For public utilities, such as NB Power, there has been a desire by government to keep rates as low as possible to encourage economic development in the governing jurisdiction. To continue and solidify this objective the price cap regulatory model was adopted by the Province of New Brunswick in 1993. This model encourages efficiency and cost management as revenue increases are limited and it is price, not profitability, which is subject to regulatory control.

Competition

Electric utilities generally are faced with three distinctive types of competition. The first competitive force is the pressure to keep electricity prices low enough in order for an economy to compete in global markets. If electricity pricing is not competitive in any one jurisdiction, electric-intensive industries will not be competitive and could be forced to move to another location, or to simply close. Clearly this underscores the importance of managing a utility to provide the most competitive rates possible.
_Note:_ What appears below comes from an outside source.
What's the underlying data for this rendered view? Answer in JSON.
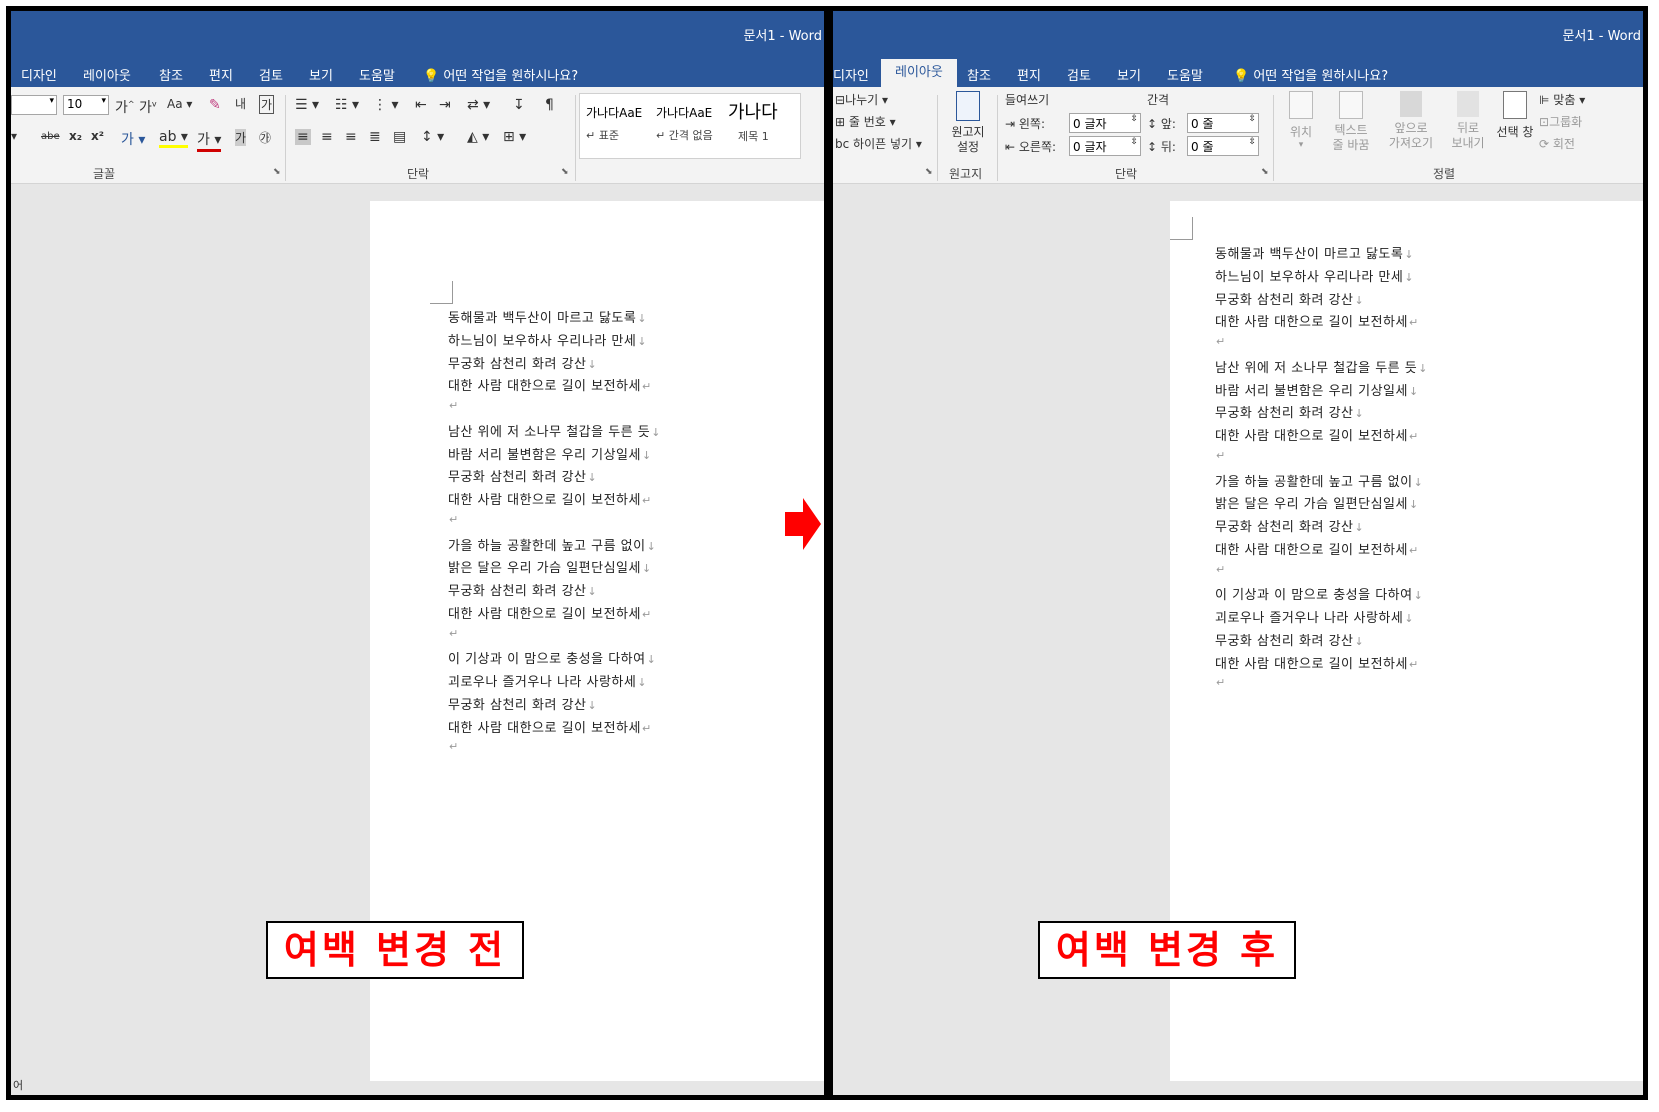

The second competitive force relates to electricity competing with other sources of energy for such applications as space and water heating and energy for appliances. Traditionally, these competitive sources of energy have included oil, wood, propane and natural gas. In the future, alternative energy sources such as solar and wind-based technologies may be readily available.

The third competitive force is present with the transition of electric utilities from a regulated to a deregulated environment. Utilities in the U.S., and perhaps soon in Canada, are competing for customer loads regardless of long standing autonomy from one another. Achieving true open access competitive markets will require the electric utility industry to develop a fair and effective operating model, a task it is presently studying. Perhaps two of the most difficult issues facing the industry are how to price transmission access and how to price stranded investment no longer required by utilities.
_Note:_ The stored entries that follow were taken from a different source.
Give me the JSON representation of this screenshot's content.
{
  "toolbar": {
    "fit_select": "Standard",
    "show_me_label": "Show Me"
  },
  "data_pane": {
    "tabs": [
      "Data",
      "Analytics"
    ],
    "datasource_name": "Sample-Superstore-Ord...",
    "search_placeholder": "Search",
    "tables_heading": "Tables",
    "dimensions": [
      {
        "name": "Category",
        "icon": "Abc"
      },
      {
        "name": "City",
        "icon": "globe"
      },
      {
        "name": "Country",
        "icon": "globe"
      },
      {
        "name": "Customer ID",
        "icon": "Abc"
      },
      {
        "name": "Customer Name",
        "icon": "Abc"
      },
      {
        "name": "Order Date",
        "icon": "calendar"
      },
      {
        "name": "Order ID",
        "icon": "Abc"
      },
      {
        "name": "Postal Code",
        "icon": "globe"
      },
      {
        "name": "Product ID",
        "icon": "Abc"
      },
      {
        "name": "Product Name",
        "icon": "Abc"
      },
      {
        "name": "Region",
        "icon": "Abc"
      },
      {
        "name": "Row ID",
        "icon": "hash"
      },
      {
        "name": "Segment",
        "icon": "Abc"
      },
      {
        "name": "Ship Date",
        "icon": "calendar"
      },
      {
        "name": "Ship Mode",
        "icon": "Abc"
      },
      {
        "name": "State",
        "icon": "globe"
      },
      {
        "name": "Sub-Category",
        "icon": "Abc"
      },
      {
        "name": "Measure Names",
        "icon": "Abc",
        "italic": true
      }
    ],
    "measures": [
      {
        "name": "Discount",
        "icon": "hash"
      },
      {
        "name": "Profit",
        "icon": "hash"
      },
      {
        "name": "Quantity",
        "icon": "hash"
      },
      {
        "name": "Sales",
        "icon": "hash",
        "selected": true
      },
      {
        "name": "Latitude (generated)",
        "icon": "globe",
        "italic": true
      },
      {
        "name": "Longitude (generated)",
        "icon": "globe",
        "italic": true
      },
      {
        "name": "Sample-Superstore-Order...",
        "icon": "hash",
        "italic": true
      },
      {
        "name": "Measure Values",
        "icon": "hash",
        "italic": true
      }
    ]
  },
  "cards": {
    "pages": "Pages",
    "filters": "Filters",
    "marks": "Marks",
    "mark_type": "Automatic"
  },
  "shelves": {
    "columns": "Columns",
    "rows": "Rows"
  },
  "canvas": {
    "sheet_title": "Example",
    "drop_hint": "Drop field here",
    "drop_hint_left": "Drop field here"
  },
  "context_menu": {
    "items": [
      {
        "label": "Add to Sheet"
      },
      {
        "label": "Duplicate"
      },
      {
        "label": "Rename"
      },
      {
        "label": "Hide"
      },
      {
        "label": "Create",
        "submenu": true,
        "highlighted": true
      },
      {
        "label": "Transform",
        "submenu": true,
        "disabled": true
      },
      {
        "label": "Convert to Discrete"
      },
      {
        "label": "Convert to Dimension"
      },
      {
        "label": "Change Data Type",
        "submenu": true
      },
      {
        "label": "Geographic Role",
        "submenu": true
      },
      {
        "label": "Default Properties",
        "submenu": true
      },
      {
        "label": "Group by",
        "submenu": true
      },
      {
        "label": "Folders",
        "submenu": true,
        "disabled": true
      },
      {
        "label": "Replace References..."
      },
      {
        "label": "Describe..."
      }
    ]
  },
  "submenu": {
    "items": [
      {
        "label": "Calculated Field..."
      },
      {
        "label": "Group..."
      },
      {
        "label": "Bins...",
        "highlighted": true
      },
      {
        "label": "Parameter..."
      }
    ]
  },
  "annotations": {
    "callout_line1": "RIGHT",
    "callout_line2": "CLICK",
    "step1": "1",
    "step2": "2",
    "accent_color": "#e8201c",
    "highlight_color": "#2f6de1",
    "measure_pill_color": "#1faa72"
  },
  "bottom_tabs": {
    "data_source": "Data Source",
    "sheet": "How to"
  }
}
With this transition comes significant changes to operations and policies traditionally used by utilities. Embedded cost rates, rate universality, defined service boundaries, vertically integrated utility structures, integrated resource planning and social policy objectives are each subject to change in the presence of deregulation. As the rules change, utilities are searching for competitive pricing strategies to combat the risk of major load losses while preventing erosion of existing revenues. To achieve this objective, utilities are turning toward innovative measures to realize benefits for both the utility and its major customers. Examples of some pricing strategies include incentive rates, interruptible rates, time of use rates, incremental pricing and curtailable credits. As embedded cost ratemaking evolves toward market based rates, utilities are differentiating customers into alternative rate classes in order to price services more competitively. Generally, customers are grouped based on the type and amount of power required; however, other classifications such as urban/rural and site specific factors may be considered.

Summary

As with other commodities, customers are demanding some degree of choice in their supply of power. This desire for choice is forcing changes to the electric utility industry. Despite the desire for deregulation, the transition to reach this objective is very complex. The U.S. has struggled with this issue much longer than in Canada, however, there remains a significant amount of uncertainty concerning how a competitive electricity market will function.